Monday’s bond market opened in positive territory despite early stock gains and mixed economic news. The stock markets are kicking the week off in positive ground with the Dow up 119 points and the Nasdaq up 27 points. The bond market is currently up 5/32, which with Friday’s late gains should improve this morning’s mortgage rates by approximately .250 of a discount point.
The Commerce Department reported this morning that October’s Retail Sales rose 1.4%, exceeding forecasts of a 0.9% increase. At first look, this headline number is bad news for bonds. However, two factors prevented the bond market from selling. The first was a sizable downward revision to September’s sales that indicated consumers were spending even less than previously thought. Last month’s estimate was a decline of 1.5% in sales, but it now believed that sales fell 2.3% that month. The second piece of positive news was the reading that excludes October’s more volatile auto sales. With those transactions excluded, sales rose only 0.2%, which was weaker than the 0.4% that was expected. So, today’s report can’t really be considered favorable or negative for bonds and mortgage rates. Its impact has been fairly neutral.
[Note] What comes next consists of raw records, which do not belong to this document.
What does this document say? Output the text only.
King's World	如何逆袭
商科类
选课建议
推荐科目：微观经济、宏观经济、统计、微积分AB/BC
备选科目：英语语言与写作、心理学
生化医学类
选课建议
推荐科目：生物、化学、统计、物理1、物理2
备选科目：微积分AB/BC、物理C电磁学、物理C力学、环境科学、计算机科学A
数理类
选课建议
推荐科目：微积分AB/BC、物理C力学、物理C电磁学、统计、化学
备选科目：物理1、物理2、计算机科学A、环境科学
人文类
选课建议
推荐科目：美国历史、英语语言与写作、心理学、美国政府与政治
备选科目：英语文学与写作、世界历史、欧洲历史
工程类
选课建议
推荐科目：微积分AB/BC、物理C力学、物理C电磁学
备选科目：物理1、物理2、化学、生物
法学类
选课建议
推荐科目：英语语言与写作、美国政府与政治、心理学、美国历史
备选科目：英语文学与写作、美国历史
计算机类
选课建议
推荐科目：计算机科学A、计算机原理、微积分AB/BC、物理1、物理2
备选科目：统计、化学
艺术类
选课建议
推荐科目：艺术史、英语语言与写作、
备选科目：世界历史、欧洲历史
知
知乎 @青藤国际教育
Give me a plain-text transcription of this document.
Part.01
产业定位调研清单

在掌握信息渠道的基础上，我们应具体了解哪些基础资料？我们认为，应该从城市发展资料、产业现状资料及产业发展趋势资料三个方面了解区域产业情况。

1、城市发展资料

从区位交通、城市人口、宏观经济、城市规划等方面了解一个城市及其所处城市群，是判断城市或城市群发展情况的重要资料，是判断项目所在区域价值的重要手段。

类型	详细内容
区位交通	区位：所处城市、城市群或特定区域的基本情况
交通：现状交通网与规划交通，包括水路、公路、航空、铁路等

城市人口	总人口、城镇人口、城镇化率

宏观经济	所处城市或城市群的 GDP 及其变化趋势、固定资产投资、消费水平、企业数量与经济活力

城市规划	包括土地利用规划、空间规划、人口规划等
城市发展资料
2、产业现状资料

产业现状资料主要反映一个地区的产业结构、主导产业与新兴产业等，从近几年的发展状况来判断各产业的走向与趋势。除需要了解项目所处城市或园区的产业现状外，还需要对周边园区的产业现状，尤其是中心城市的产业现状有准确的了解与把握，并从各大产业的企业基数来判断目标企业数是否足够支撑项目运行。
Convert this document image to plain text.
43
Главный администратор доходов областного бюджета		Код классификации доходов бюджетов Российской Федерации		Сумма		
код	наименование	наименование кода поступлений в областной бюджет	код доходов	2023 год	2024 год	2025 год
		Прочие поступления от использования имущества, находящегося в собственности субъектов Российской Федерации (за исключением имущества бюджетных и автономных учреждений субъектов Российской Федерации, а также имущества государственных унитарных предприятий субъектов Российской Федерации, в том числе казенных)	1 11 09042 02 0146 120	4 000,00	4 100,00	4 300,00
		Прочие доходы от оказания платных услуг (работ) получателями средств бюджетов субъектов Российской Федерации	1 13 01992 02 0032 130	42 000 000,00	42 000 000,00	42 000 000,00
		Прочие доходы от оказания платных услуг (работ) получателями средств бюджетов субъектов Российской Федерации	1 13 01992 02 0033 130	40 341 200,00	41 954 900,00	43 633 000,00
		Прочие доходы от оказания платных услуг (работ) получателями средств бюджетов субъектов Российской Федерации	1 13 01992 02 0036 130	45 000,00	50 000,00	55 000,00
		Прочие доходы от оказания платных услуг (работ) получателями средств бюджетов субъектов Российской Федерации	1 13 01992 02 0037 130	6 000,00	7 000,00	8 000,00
Fed Chairman Bernanke is making a lunchtime speech to the Economic Club of New York today. I don’t believe that we will see too much reaction to his speech, but the possibility always exists whenever he speaks. Therefore, we should not ignore it, but if we see the markets move noticeably between noon and 12:30 PM ET, it likely is a result of something he said.
There are two reports scheduled to be posted tomorrow morning. The first is October's Producer Price Index (PPI) that is one of the two key inflation readings this week. The PPI measures inflationary pressures at the producer level of the economy. There are two portions of the index that are used- the overall reading and the core data reading. The core data is the more important of the two because it excludes more volatile food and energy prices. If it reveals stronger than expected readings, indicating that inflationary pressures are rising, the bond market will probably react negatively and should drive mortgage rates higher. If we see in-line or weaker than expected numbers, mortgage rates should fall tomorrow. Current forecasts are calling for an increase of 0.5% in the overall reading and a 0.1% increase in the core reading.
Tomorrow’s second report is October's Industrial Production data. It gives us a measurement of manufacturing sector strength by tracking output at U.S. factories, mines and utilities. It is expected to reveal a 0.4% increase in production. Stronger levels of production would be considered bad news for the bond market and mortgage rates, but this data is not as important as the PPI readings are.